When the City of Los Angeles goes the whole house of cards falls IMO.
It’s the 800 pound gorilla,
Note, also I believe 8-10% inflation would make all this a non-event if it were to last over 5 years.
The pension short fall would be reduced to a small amount, (so would DB pensions as well).
For a city with annual revenue of 3.6 billion, a 26 billion pension short fall seems insurmountable,
No fear, inflation will save the city…
• In 2012-13, Los Angeles’s pension costs are expected to rise to $1.3 billion, or 18% of the city’s budgeted expenditures. In 2002-03, just 10 years ago, pension costs were only $157 million, or 3% of total expenditures.
• Over the last decade, pension costs have grown at an annual average growth rate of 25% and have outpaced spending growth for every major area of the city’s budget.

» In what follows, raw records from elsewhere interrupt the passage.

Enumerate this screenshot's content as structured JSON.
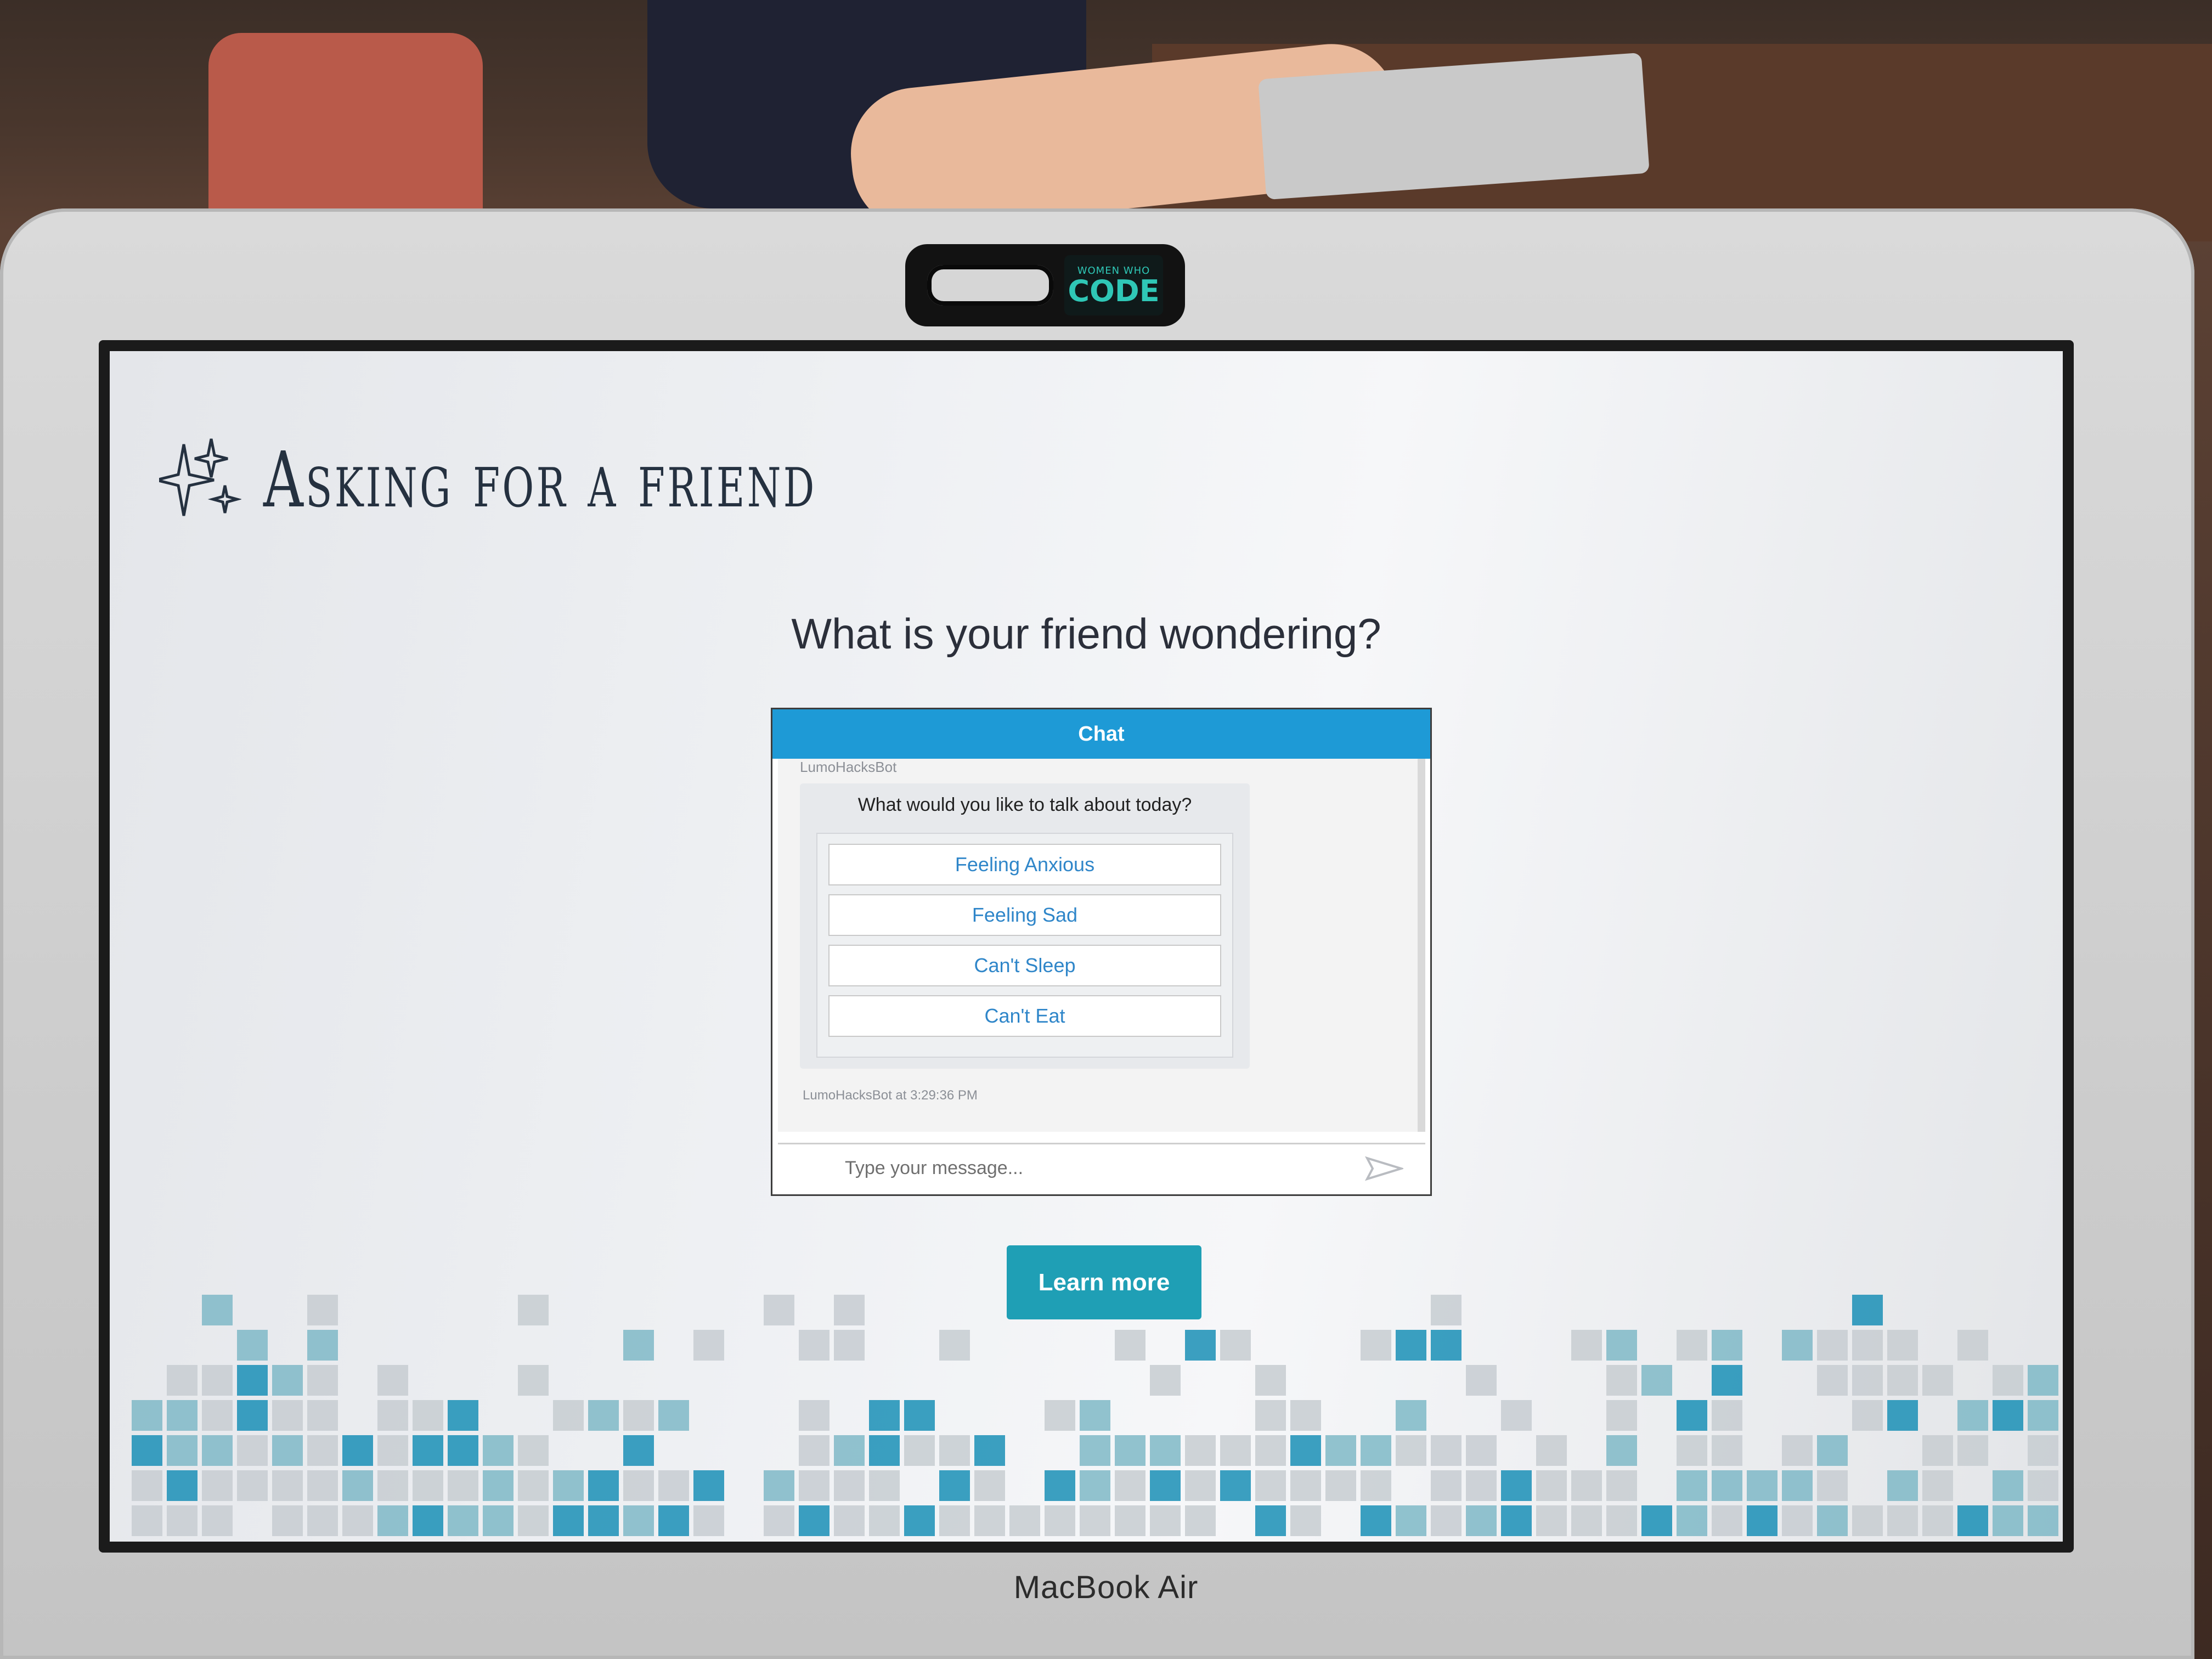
{
  "hardware": {
    "brand": "MacBook Air",
    "webcam_cover_small": "WOMEN WHO",
    "webcam_cover_big": "CODE"
  },
  "page": {
    "logo_text": "Asking for a friend",
    "question": "What is your friend wondering?",
    "learn_more_label": "Learn more"
  },
  "chat": {
    "header": "Chat",
    "sender": "LumoHacksBot",
    "prompt": "What would you like to talk about today?",
    "options": [
      "Feeling Anxious",
      "Feeling Sad",
      "Can't Sleep",
      "Can't Eat"
    ],
    "timestamp": "LumoHacksBot at 3:29:36 PM",
    "input_placeholder": "Type your message..."
  },
  "colors": {
    "chat_header": "#1e9ad6",
    "button": "#1f9fb5",
    "option_text": "#2f86c9",
    "mosaic_dark": "#1a8fb6",
    "mosaic_light": "#c7ccd1"
  }
}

• In 2012-13, the city of Los Angeles is expected to spend up to 32 cents toward pension benefits for every dollar it spends on total payroll for its employees. Employees will pay 9 cents for every dollar of payroll.
• From 2003 to 2012, the total official funding ratio of the city’s pension plans declined from 99.7% to 77.2%. Correspondingly, the city’s officially-reported unfunded liability increased from $87 million to $9.4 billion, more than a 100-fold increase.
• The growth in the unfunded liability and declines in the funding ratio are largely attributable to investment returns falling below the rate pension plans assumed they would earn (on average 7.75% per annum, net of expenses, on a portfolio consisting largely of bonds and equities). Over the last 10 years, LACERS, LAFPP, and LADWP pension trust funds have earned compound annual rates of return of 6.46%, 6.68%, and 5.11%, respectively. Over the last five years, these return rates were 0.68%, 1.06%, and 1.47%, respectively.
• Using Moody’s investment return assumption (5.5%), the unfunded liabilities would nearly triple to $25.9 billion.